A Murdoch University scholar is calling for collaboration among researchers with differing views on Attention Deficit Hyperactive Disorder (ADHD).
Dr Martin Whitely, who is a prominent critic of ADHD child prescribing, will be presenting a seminar on the potential for what he terms ‘contested research’ to improve medical and psychiatric practice.
Attention Deficit Hyperactive Disorder (ADHD) is the most commonly diagnosed childhood psychiatric disorder in the world and prescribing rates are rising rapidly. However, its diagnosis and treatment is highly controversial.
Dr Whitely said: “I believe ADHD is an extreme example of pro-pharmaceutical research bias leading to the overestimation of the benefits and underestimation of the risks of psychotropic drugs and a broadening of the definition of mental illness.”
“Contested research, where researchers with competing perspectives negotiate research questions and methodologies in open processes, could help achieve a more robust evidence base.”

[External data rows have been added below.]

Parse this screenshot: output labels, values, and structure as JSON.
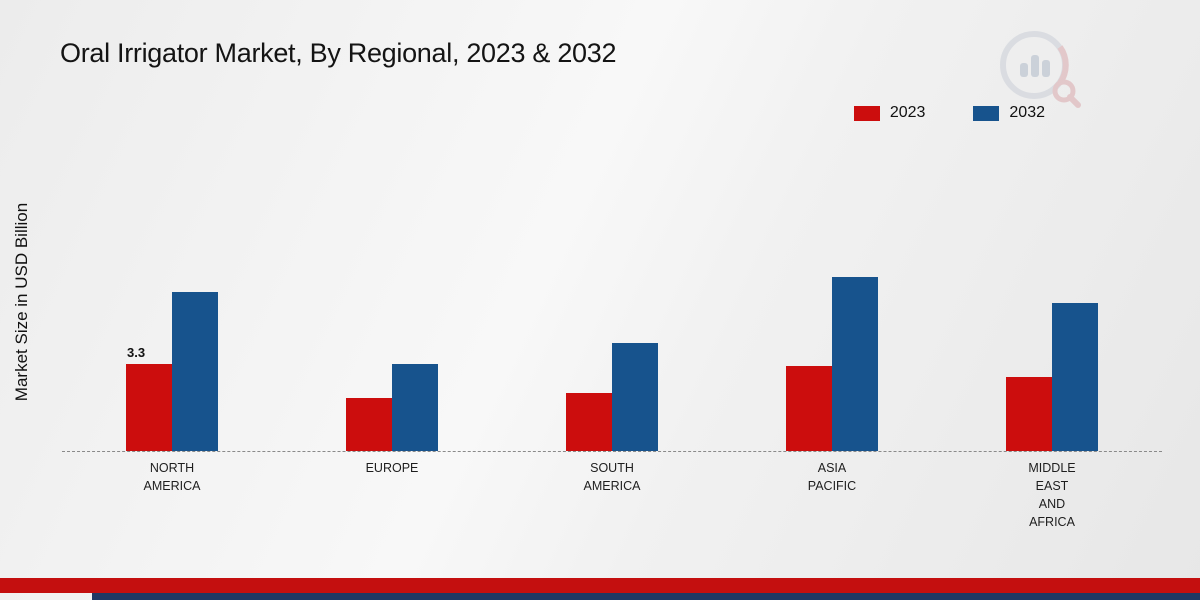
{
  "title": "Oral Irrigator Market, By Regional, 2023 & 2032",
  "y_axis_label": "Market Size in USD Billion",
  "legend": [
    {
      "label": "2023",
      "color": "#cc0d0d"
    },
    {
      "label": "2032",
      "color": "#17538d"
    }
  ],
  "footer": {
    "red_band_color": "#c40f0f",
    "navy_band_color": "#1f3864"
  },
  "chart_data": {
    "type": "bar",
    "title": "Oral Irrigator Market, By Regional, 2023 & 2032",
    "xlabel": "",
    "ylabel": "Market Size in USD Billion",
    "ylim": [
      0,
      7
    ],
    "grid": false,
    "legend_position": "top-right",
    "categories": [
      "NORTH\nAMERICA",
      "EUROPE",
      "SOUTH\nAMERICA",
      "ASIA\nPACIFIC",
      "MIDDLE\nEAST\nAND\nAFRICA"
    ],
    "series": [
      {
        "name": "2023",
        "color": "#cc0d0d",
        "values": [
          3.3,
          2.0,
          2.2,
          3.2,
          2.8
        ]
      },
      {
        "name": "2032",
        "color": "#17538d",
        "values": [
          6.0,
          3.3,
          4.1,
          6.6,
          5.6
        ]
      }
    ],
    "annotations": [
      {
        "category_index": 0,
        "series": "2023",
        "text": "3.3"
      }
    ]
  }
}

Dr Whitely led research recently published in the Medical Journal of Australia that found the youngest children in WA primary school classes are approximately twice as likely as their oldest classmates to take ADHD medication.
The study was the fifth large scale international study to suggest that age related immaturity is being misdiagnosed as ADHD.

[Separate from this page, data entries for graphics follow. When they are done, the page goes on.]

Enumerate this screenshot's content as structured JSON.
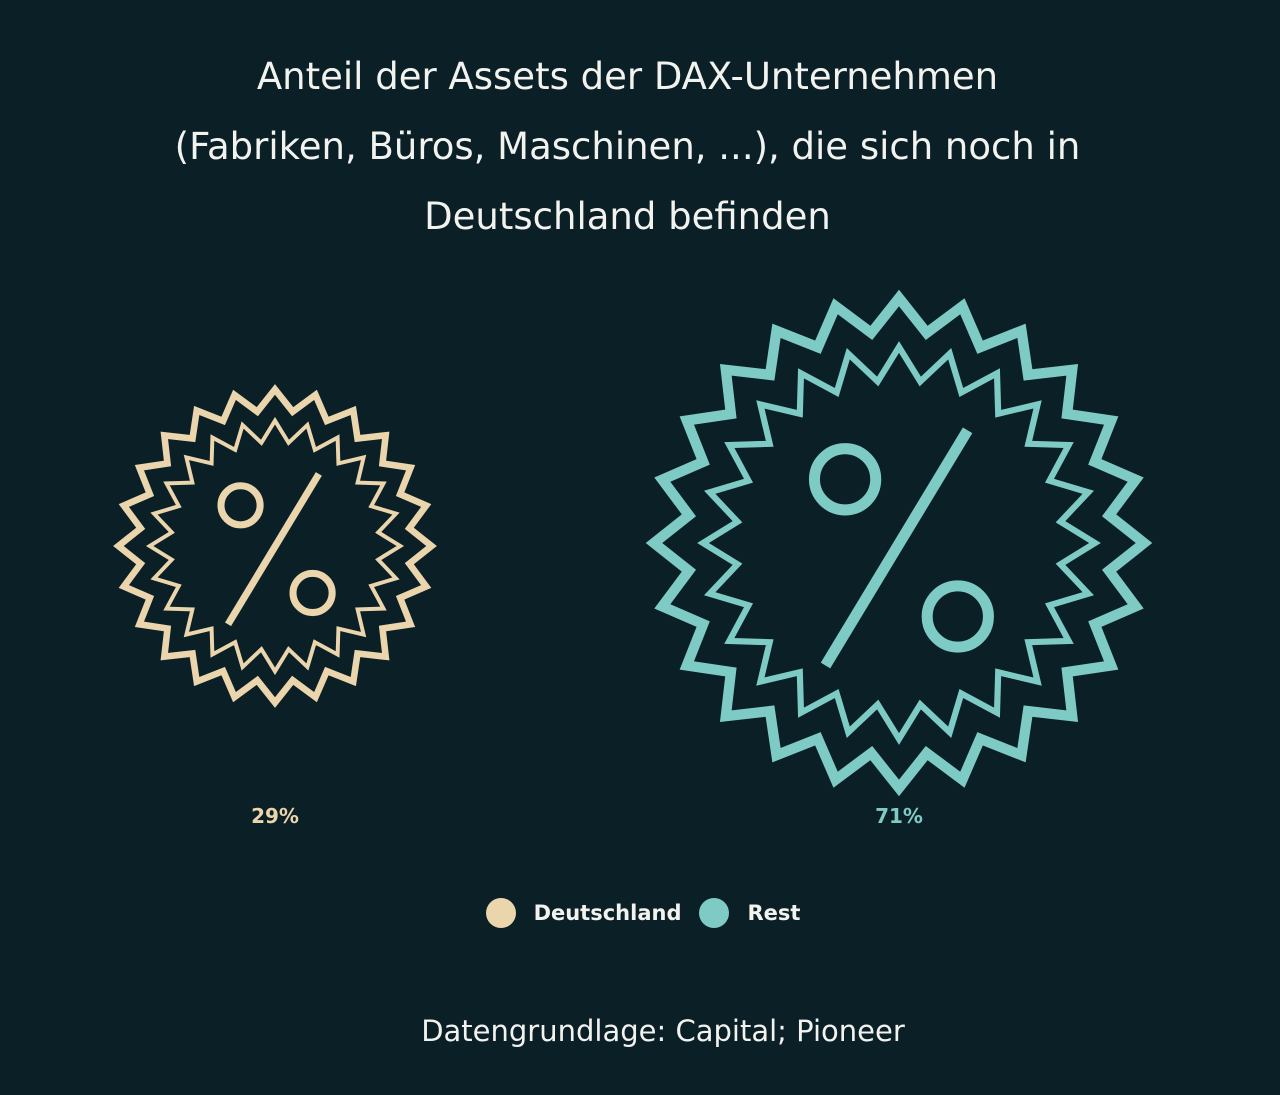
{
  "chart_data": {
    "type": "proportional-symbol",
    "title_lines": [
      "Anteil der Assets der DAX-Unternehmen",
      "(Fabriken, Büros, Maschinen, ...), die sich noch in",
      "Deutschland befinden"
    ],
    "series": [
      {
        "name": "Deutschland",
        "value": 29,
        "label": "29%",
        "color": "#ead5ac",
        "icon": "percent-badge-icon"
      },
      {
        "name": "Rest",
        "value": 71,
        "label": "71%",
        "color": "#7ecbc6",
        "icon": "percent-badge-icon"
      }
    ],
    "legend": {
      "placement": "bottom-center"
    },
    "source": "Datengrundlage: Capital; Pioneer"
  }
}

“I intentionally partnered with researchers who had never expressed a view on ADHD. Next time I would like to go one step further and partner with those who disagree with my views,” Dr Whitely added.
In this seminar Dr Whitely will identify several potential research projects relating to ADHD and other mental health conditions, and invite participation from potential research partners, including those with differing perspectives on ADHD.
The seminar will be of interest to researchers, policy makers, educators and members of the community.